There have been at least four verdicts against the MDOC since 2014 as well as settlements, according to Playter.
"We owe a duty to the taxpayers to make that evaluation and try to resolve the cases that we can resolve," he said.
The Senate committee offered the multimillion-dollar appropriation as a budget amendment and will include funds to pay corrections officers for the time they are working in the prison, picking up equipment, and reporting to their duty post.
MDOC employees filed their lawsuit in 2012 alleging they were being shortchanged out of earnings.
"The process takes so much time because you have to go through the administrative process, such as filing with the EEOC and the Missouri Commission on Human Rights," Playter told the St. Louis Record.
The plaintiffs' attorney, Gary Burger of St. Louis, will receive $16.5 million plus expenses and some $13 million for negotiating more pay for 15 minutes of extra work, according to media reports.
"Our state tax dollars are paying these MDOC employees and they are paying the Attorney General's office," Player said. "The Attorney General's office knows that there is significant risk in every single one of these cases because of the evidence that's been adduced."
Playter represented Leesa Wiseman, a deputy warden at the Kansas City Reentry Center, who alleged she had experienced escalating incidents of retaliation after testifying when corrections officers filed lawsuits against the MDOC. As previously reported in the St. Louis Record, a Jackson County jury awarded Wiseman $11 million of which $9.5 million was in punitive damages. Playter declined to disclose the percentage of attorney fees he will receive.

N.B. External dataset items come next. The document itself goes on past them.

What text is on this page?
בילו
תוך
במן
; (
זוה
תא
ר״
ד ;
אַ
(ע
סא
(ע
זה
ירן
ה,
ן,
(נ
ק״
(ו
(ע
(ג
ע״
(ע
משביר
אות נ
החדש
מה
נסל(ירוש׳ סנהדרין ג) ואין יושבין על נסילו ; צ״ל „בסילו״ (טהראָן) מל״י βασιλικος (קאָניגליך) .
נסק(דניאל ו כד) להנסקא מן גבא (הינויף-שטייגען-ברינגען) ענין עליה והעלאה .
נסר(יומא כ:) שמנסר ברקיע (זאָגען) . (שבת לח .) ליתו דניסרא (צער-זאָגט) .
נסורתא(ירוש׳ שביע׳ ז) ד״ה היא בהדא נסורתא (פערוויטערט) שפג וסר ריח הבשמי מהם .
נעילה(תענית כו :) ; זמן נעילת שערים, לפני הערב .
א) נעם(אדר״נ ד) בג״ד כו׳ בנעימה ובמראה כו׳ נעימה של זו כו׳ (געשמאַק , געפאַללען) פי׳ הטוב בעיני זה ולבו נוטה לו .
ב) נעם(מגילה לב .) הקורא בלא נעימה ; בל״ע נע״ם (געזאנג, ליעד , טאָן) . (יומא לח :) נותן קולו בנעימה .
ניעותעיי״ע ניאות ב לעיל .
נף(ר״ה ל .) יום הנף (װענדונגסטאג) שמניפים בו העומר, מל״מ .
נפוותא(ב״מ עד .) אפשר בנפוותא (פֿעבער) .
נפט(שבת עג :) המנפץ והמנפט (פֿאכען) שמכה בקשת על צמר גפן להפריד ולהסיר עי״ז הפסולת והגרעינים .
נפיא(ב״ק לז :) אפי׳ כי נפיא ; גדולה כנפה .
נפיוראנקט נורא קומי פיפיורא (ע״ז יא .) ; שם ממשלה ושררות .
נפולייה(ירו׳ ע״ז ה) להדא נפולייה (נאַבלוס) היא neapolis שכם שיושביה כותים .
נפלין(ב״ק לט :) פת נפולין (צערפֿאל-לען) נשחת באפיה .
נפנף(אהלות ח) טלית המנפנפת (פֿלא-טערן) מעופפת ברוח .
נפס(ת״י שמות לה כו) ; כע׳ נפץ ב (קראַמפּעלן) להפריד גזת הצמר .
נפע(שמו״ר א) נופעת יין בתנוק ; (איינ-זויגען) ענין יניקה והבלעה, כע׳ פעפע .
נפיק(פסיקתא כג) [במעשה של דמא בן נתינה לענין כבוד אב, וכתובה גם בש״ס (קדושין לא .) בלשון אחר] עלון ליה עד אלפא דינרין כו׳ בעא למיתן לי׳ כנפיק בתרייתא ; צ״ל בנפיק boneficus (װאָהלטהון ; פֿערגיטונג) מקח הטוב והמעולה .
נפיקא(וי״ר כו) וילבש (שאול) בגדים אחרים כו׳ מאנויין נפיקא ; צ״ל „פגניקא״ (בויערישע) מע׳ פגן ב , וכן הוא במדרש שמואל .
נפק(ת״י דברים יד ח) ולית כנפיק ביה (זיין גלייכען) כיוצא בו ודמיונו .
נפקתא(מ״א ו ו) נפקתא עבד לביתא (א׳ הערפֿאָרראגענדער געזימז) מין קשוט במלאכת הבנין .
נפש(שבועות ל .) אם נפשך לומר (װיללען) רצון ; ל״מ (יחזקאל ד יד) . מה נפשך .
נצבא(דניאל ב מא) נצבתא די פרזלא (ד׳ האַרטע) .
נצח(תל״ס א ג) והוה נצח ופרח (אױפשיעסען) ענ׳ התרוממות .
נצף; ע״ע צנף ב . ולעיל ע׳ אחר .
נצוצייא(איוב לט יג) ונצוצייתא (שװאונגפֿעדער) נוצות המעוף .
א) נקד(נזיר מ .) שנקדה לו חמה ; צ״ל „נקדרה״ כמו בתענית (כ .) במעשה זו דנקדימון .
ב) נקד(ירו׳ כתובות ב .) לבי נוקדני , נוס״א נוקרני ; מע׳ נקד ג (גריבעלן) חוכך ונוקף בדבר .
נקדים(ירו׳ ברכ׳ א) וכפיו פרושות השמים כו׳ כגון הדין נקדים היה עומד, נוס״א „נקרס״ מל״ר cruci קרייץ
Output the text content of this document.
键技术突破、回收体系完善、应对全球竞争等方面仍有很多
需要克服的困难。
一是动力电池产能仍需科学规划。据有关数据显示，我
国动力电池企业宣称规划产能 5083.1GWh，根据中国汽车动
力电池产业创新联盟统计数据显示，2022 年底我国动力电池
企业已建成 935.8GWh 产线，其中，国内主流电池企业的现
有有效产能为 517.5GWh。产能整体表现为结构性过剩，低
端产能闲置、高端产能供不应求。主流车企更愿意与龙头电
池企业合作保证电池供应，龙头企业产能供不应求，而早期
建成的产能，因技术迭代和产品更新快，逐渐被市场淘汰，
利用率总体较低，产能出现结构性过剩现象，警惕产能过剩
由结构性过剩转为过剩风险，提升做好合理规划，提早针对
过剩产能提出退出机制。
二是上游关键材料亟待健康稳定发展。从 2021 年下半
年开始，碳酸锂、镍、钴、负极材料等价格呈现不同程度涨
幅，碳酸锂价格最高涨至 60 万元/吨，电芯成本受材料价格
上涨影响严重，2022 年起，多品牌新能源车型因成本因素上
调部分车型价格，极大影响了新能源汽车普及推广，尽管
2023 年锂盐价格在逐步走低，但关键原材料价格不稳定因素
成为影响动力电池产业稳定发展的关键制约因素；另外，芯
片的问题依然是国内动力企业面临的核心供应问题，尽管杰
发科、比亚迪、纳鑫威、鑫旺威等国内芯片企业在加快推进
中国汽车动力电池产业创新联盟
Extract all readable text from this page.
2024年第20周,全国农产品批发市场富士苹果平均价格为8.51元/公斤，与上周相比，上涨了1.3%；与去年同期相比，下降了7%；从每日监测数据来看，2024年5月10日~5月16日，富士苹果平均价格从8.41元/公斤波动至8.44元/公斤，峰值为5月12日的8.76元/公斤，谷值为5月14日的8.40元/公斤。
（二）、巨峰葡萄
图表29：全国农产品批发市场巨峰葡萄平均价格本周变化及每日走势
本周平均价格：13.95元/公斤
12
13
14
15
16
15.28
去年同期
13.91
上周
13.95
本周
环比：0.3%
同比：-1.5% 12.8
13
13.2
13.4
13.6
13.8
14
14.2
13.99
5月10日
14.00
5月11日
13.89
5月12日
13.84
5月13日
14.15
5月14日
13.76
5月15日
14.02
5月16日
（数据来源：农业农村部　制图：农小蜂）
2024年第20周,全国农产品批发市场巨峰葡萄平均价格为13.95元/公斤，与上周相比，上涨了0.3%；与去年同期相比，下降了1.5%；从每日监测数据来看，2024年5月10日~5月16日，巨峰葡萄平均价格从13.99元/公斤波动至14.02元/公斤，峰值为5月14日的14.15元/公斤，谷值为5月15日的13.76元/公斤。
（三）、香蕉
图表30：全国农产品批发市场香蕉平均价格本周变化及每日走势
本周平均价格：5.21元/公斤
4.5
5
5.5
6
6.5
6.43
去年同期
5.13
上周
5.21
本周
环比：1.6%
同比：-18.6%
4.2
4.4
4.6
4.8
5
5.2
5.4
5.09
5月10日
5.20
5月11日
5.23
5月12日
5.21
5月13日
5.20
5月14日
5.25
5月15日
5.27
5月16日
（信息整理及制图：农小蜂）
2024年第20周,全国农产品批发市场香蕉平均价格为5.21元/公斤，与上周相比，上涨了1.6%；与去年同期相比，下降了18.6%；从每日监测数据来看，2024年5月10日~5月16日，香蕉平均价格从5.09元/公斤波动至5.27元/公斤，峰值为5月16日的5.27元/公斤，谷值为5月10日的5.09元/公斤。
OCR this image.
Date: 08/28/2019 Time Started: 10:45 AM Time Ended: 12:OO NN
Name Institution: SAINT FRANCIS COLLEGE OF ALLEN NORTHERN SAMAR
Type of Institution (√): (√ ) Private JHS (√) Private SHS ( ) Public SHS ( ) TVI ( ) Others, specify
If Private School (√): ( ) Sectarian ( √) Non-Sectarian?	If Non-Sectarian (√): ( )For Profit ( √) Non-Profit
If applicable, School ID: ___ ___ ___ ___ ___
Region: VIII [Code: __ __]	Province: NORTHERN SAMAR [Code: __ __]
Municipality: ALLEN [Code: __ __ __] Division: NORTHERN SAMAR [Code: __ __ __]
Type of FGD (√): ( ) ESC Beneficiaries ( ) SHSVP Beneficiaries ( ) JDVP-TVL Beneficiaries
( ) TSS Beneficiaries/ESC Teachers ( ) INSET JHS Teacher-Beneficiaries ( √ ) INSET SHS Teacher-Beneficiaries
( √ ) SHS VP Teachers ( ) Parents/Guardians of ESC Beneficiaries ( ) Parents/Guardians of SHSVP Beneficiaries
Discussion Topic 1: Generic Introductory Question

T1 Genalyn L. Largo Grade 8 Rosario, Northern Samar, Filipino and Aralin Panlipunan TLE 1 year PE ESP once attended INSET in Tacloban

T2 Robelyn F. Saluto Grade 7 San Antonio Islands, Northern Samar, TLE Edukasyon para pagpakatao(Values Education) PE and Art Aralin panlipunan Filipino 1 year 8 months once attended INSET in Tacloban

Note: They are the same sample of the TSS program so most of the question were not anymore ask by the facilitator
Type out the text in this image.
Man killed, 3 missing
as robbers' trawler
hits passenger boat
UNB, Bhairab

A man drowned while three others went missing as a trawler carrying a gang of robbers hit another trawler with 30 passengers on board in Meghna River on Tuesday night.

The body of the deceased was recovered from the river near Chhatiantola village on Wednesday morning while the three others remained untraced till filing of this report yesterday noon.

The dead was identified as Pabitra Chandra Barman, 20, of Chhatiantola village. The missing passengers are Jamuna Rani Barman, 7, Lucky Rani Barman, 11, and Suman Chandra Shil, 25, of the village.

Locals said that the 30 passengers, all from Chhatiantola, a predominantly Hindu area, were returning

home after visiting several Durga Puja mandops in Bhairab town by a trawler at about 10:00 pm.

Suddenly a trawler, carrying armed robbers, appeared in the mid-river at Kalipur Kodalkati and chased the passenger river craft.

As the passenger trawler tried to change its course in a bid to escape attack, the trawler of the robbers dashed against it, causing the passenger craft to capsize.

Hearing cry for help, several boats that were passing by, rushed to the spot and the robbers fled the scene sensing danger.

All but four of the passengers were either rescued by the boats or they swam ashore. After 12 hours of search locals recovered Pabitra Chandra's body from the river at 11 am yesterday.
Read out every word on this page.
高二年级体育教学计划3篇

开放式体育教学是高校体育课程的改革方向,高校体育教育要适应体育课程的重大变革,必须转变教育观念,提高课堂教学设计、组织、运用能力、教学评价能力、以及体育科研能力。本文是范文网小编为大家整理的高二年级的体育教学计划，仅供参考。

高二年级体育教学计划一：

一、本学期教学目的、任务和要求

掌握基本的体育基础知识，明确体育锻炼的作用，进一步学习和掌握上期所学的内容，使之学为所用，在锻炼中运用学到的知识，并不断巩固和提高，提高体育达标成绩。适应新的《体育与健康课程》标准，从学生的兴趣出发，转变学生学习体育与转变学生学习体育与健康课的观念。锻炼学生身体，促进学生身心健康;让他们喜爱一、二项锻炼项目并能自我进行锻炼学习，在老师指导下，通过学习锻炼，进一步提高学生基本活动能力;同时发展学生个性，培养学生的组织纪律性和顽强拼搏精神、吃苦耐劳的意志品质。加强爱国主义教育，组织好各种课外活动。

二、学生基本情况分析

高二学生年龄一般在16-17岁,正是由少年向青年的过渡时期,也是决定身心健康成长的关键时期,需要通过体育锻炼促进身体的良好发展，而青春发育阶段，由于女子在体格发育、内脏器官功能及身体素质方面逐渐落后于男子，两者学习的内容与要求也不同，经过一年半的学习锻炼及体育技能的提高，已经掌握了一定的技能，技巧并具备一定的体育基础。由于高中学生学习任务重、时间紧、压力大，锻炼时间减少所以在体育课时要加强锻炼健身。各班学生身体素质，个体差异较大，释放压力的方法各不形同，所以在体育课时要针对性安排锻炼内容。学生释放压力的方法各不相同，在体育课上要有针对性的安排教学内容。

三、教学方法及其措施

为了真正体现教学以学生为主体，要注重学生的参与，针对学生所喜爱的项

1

“They can't change what the MDOC did, but whether it's Eric Schmitt or somebody else in the Attorney General’s office, somebody needs to be doing an evaluation of how bad the conduct is, how many people have been affected by the conduct, how many lawsuits are out there and what needs to be done as a fiduciary to the taxpayers of this state.”
Burger did not immediately respond to requests for comment.
"Part of our job as plaintiff's lawyers is to expose corruption where it exists in the hopes that something meaningful changes and the problem is nothing meaningful is changing," Playter added.